Take an inventory of assets and make assessments about the value and vulnerability of corporate assets such as proprietary data and intellectual property.

Verify devices and users

Intrusions often are initiated through a device that has been spoofed. To maintain zero trust, devices and users must verify they are who or what they say they are. This verification can be supported through multi-factor authentication for users, embedded chips in devices, and behavior analytics for connected IoT devices.

Map workflows

Define who accesses assets, when they should access them, and how and why they should be granted access as part of the normal course of business.

Define and automate policies

Use assessment results to define policies for authentication, including metadata such as device, location, origin, and time, as well as contextual data such as recent activity and multi-factor authentication (MFA). Automate these processes with firewalls that screen for these attributes.

Test, monitor, and maintain

A zero-trust approach—similar to threat modeling—requires testing to ensure that the impact on productivity is minimal and hypothetical security threats are neutralized. After deployment, security teams need to observe device behavior continuously to detect anomalies that indicate new intrusions, and proactively adapt policies to block attackers.

Zero-trust network terms

Protect surface

Protect surface refers to any asset that needs to be protected.

Segmentation gateway

Segmentation is a term for reorganizing a larger protect surface.
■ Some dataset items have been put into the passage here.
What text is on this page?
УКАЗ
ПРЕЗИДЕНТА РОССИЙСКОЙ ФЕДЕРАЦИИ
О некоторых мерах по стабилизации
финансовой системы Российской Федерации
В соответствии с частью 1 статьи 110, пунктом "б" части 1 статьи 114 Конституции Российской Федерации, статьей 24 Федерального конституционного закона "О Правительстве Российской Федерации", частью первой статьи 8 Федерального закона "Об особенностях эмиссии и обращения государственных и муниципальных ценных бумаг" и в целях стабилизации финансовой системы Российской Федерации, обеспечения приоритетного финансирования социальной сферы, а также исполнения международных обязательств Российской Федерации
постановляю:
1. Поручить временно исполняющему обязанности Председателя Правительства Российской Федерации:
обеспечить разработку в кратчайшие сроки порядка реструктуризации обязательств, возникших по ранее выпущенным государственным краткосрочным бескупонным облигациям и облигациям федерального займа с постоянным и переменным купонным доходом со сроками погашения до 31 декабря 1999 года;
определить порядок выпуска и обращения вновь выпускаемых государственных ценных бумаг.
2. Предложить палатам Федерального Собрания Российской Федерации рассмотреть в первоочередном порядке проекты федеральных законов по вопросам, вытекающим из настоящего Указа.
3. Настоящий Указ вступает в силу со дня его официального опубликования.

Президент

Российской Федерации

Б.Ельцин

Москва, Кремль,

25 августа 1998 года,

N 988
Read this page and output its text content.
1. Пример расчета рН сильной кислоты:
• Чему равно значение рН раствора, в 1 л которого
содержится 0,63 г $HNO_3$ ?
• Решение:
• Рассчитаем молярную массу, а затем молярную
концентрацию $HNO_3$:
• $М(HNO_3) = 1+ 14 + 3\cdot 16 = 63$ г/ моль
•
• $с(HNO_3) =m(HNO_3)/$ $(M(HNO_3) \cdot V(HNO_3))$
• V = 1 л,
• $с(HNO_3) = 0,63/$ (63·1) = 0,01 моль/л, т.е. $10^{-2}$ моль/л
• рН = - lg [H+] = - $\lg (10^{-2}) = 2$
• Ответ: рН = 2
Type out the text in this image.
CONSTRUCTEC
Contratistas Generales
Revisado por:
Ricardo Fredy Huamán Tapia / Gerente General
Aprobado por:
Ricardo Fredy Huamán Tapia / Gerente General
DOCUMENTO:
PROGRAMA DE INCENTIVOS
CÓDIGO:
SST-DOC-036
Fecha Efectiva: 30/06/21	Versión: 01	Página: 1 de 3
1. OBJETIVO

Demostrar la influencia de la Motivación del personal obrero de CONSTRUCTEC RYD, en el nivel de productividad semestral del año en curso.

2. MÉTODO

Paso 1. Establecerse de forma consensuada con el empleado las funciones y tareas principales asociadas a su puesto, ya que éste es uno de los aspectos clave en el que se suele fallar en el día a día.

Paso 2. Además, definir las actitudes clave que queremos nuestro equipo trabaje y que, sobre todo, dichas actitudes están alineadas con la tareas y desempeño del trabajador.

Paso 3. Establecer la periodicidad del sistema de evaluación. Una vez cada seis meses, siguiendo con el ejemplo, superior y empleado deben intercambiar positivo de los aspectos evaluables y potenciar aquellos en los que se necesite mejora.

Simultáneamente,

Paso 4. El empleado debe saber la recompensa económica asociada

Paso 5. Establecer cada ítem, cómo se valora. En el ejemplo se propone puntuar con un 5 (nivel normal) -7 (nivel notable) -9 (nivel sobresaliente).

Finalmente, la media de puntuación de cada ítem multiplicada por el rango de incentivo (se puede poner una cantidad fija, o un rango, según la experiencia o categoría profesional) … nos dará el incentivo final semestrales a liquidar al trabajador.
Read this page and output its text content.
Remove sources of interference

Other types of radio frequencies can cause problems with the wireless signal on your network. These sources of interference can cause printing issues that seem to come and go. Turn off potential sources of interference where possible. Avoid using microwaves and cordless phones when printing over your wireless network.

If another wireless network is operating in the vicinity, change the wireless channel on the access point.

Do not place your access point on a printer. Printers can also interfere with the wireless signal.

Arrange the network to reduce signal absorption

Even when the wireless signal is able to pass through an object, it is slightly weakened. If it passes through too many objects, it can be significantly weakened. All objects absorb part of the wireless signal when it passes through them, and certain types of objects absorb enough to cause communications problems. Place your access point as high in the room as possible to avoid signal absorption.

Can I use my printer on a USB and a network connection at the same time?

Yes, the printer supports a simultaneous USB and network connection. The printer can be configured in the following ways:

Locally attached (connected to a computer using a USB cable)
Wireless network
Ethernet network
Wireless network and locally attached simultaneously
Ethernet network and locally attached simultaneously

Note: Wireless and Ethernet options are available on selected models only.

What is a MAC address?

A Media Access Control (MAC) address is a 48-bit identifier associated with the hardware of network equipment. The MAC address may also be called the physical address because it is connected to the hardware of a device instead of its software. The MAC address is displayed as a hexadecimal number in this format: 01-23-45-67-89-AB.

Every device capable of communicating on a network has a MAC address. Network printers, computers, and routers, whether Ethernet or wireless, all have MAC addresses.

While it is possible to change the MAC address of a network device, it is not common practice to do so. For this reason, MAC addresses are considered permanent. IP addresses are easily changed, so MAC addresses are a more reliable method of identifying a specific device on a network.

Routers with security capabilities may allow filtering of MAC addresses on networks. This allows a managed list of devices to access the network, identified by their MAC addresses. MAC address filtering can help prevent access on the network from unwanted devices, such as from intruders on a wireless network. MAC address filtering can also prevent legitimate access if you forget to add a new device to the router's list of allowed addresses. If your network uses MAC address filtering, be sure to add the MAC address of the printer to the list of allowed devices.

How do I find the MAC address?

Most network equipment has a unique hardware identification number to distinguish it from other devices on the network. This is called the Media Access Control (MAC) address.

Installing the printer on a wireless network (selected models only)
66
An example is dividing an entire network into smaller protect surfaces defined by value, use, workflow traffic, and other factors. A segmentation gateway is in effect a firewall that protects a specific segment within a larger network.


A micro-segment is a smaller, secured area within a larger network that is protected by a micro-perimeter. Micro-segments can be used to apply granular access control to specific workflows

Layer 7 firewall

A Layer 7 firewall is a new generation of firewall that can examine packet contents to use more of the data within those contents to define authentication criteria.

Multi-factor authentication

Multi-factor authentication is a core principle of zero-trust networks. Virtually all zero-trust authentications are multi-factor—that is, the authentications require multiple pieces of information or attributes to allow access to network resources.

SMS authentication

SMS authentication is the most popular additional factor added to user authentication today. It's used widely by e-commerce and social media services. With SMS authentication, users receive SMS codes that they provide to a network or service to prove their identity.

Least privilege access

Least privilege access refers to the practice of limiting even trusted users to only the specific applications, services, and data for which they have an immediate need.

Software-defined network

In a zero-trust environment, security is provided by default through rules and policies written and implemented by software. The elements of a zero-trust environment—segments and perimeters within larger environments—are themselves defined by software.

As with software-defined network infrastructure, software-defined security rules allow more control, better visibility, and more opportunities for automation.

Granular enforcement

Granular enforcement is another term for what zero trust accomplishes: authentications for very specific actions.